Beaucoup de journalistes ont conscience du danger de relayer ces informations. Ils savent que faute de spectateurs le spectacle n’aurait peut-être pas lieu, mais ils n’arrivent pas à faire autrement. Tout comme notre conscience écologique ne nous empêche pas de continuer à détruire la planète. Leur travail consiste pour l’essentiel à jouer sur la sensibilité populaire, comme un violoniste sur la corde de son instrument. Pour viser plus loin, il faut des hommes comme Albert Londres.

Qu’aurait fait Albert Londres s’il avait été correspondant au Mali ces dix dernières années ?

J’imagine qu’il aurait lutté pour que les grands médias internationaux ne fassent pas leurs choux gras des prises d’otages, il aurait alerté l’opinion publique sur la bêtise profonde de verser des rançons, et dénoncé l’hérésie d’évacuer le Sahel. Il aurait exigé des politiques le courage nécessaire pour prendre les bonnes décisions même si elles vont à l’encontre des aspirations populaires.

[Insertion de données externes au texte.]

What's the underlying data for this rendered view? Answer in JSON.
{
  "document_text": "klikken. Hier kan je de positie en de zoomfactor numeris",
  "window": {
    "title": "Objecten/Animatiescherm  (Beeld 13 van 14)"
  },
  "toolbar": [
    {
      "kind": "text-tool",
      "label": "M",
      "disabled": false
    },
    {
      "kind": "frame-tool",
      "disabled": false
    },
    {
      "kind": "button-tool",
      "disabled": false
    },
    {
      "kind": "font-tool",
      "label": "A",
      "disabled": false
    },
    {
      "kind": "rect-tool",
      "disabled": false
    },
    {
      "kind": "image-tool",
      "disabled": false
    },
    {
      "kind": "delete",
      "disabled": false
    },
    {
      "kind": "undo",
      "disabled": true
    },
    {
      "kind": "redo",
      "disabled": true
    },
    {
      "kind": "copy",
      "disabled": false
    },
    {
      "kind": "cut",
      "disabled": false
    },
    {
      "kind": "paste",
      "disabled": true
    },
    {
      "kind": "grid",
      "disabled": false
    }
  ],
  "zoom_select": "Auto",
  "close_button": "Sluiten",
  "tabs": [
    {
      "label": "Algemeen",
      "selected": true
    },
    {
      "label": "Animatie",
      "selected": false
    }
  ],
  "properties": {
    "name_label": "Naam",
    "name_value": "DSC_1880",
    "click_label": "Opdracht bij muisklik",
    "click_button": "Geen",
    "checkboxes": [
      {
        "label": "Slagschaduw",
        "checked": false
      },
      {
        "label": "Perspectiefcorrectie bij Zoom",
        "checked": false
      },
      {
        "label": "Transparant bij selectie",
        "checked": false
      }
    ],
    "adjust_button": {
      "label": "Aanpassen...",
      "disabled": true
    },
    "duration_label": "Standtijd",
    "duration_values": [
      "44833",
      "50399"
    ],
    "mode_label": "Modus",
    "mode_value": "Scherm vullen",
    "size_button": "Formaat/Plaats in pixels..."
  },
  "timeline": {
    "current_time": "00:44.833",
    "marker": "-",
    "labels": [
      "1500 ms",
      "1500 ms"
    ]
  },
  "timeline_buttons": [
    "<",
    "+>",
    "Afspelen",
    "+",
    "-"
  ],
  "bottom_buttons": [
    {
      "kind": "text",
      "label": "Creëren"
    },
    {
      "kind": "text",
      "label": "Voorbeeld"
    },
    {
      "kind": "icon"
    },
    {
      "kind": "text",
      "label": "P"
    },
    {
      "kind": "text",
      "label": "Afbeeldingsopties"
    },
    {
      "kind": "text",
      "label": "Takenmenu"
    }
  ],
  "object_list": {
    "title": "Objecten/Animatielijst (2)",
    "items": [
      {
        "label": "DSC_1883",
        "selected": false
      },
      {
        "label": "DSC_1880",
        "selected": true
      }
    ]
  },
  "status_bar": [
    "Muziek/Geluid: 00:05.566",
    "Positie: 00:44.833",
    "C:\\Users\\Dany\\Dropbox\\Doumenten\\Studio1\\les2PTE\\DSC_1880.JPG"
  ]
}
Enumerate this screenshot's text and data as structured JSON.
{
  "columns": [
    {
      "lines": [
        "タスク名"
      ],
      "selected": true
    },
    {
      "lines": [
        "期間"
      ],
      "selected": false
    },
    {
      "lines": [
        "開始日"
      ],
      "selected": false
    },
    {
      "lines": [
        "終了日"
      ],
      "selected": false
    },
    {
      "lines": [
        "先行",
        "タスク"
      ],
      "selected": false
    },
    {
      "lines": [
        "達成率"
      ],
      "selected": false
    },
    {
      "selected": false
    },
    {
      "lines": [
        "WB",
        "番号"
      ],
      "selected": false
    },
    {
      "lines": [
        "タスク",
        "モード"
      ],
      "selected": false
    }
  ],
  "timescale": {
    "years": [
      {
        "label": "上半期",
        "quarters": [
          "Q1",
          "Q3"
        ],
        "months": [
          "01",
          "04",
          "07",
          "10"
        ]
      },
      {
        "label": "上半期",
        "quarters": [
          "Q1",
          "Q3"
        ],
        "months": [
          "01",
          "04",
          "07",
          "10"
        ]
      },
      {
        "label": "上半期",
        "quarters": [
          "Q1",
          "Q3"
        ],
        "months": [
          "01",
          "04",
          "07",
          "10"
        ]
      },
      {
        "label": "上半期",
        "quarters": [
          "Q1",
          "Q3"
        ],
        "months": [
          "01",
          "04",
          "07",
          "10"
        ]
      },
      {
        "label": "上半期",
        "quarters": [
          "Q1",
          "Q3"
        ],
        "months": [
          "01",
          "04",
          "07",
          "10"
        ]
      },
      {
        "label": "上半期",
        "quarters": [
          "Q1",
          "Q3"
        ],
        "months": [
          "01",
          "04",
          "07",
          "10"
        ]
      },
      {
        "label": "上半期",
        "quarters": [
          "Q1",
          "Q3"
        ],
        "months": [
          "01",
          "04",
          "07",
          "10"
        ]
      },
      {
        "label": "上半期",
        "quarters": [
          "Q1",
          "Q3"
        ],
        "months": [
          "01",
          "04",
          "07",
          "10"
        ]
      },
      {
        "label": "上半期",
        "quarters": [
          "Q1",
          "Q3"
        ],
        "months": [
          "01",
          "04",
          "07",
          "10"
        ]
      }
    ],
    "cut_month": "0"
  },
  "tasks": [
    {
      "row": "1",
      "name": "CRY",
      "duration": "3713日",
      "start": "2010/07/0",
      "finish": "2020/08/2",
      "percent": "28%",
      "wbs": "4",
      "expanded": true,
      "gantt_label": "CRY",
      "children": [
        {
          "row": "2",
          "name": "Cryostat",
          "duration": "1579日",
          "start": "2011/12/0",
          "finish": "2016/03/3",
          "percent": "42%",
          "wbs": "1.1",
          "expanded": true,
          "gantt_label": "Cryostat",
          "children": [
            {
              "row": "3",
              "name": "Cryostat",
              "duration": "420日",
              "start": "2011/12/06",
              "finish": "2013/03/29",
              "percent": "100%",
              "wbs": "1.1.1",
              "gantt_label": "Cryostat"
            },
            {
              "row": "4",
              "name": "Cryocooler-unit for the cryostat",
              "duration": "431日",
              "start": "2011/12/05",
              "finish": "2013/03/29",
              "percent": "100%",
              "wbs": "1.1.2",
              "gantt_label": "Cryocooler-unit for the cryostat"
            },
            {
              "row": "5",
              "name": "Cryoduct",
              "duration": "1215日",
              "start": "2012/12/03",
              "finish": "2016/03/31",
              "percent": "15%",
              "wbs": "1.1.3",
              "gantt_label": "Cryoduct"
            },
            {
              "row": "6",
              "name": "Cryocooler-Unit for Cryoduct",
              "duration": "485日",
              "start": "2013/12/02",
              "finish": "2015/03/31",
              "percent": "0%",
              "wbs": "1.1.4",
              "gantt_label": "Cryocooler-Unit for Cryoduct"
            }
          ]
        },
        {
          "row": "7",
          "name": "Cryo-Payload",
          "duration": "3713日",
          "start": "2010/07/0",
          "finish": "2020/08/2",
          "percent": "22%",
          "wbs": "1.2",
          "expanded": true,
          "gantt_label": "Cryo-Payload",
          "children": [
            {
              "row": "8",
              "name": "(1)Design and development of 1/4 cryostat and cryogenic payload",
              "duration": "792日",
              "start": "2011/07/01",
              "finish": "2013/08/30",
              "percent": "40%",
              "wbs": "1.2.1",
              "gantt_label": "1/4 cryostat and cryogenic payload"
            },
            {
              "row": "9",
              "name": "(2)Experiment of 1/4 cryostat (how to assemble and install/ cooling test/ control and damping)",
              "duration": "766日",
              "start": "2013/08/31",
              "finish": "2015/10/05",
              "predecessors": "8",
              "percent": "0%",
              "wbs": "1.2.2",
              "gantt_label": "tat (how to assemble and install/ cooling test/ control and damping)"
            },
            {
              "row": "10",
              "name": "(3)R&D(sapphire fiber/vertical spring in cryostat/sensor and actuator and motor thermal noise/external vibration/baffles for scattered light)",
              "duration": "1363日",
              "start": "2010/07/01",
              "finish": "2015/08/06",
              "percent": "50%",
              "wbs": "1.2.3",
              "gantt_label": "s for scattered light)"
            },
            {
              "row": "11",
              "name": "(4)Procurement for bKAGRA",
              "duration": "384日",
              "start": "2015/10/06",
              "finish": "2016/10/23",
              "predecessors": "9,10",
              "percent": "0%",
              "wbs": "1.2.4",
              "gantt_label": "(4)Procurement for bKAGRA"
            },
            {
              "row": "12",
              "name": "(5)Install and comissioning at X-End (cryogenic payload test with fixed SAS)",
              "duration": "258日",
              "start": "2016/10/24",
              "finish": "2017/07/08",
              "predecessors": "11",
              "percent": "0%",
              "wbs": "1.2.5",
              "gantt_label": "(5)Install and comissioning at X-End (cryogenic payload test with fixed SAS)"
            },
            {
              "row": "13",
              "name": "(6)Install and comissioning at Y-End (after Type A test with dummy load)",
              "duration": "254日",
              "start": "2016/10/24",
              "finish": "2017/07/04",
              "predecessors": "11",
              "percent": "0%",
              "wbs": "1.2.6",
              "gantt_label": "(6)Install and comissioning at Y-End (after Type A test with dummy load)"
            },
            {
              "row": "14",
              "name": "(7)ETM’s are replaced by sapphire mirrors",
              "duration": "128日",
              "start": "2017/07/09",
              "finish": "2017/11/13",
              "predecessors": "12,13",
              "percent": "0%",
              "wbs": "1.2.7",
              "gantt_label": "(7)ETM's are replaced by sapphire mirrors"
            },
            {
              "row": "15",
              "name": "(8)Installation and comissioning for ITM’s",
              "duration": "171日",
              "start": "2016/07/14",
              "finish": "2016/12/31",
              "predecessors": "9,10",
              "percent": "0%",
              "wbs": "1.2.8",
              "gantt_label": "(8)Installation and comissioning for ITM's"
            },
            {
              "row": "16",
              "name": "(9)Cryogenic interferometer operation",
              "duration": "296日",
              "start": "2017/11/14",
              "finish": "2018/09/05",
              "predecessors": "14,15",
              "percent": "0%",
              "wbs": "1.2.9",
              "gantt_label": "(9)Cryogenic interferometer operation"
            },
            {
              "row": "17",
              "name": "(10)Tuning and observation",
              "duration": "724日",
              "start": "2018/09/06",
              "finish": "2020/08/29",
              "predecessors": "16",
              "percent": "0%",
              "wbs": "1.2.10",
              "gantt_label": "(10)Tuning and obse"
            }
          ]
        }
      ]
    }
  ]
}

Il aurait (quitte à rabaisser encore leurs prétentions) fait douter ses concitoyens de leurs capacités à développer ou à pacifier l’Afrique, même avec les meilleures intentions du monde. (L’enfer est pavé de bonnes intentions, dit le dicton.)

Il aurait, comme Marlow, dans « Au cœur des ténèbres » de Joseph Conrad, dit son écœurement des « rodomontades outrées de la bêtise face à un danger qu’elle (la société occidentale) est incapable de saisir ». Cette société occidentale dont l’économie conduit le monde au bord de l’explosion, et qui prétend en dicter la sécurité !

Il aurait lutté contre la désinformation, poursuivi les faux médias, les mauvais journalistes, qui se frottent les mains dès qu’ils pressentent une catastrophe, et qui en parlent aussitôt, comme le petit garçon parti chercher du pain.

Il aurait fait tout ce qu’un homme qui mesure la portée de ses actes doit faire.

Je ne saurais dire si cela aurait suffi à enrayer les drames qui se produisent au Mali depuis 10 ans, mais cela aurait au moins eu le mérite d’apaiser les esprits et de permettre à chacun d’y voir plus clair au fond de son cœur.

« Je demeure convaincu qu’un journaliste n’est pas un enfant de chœur et que son rôle ne consiste pas à précéder les processions. »  …. « Notre métier n’est pas de faire plaisir, non plus de faire du tort, il est de porter la plume dans la plaie ».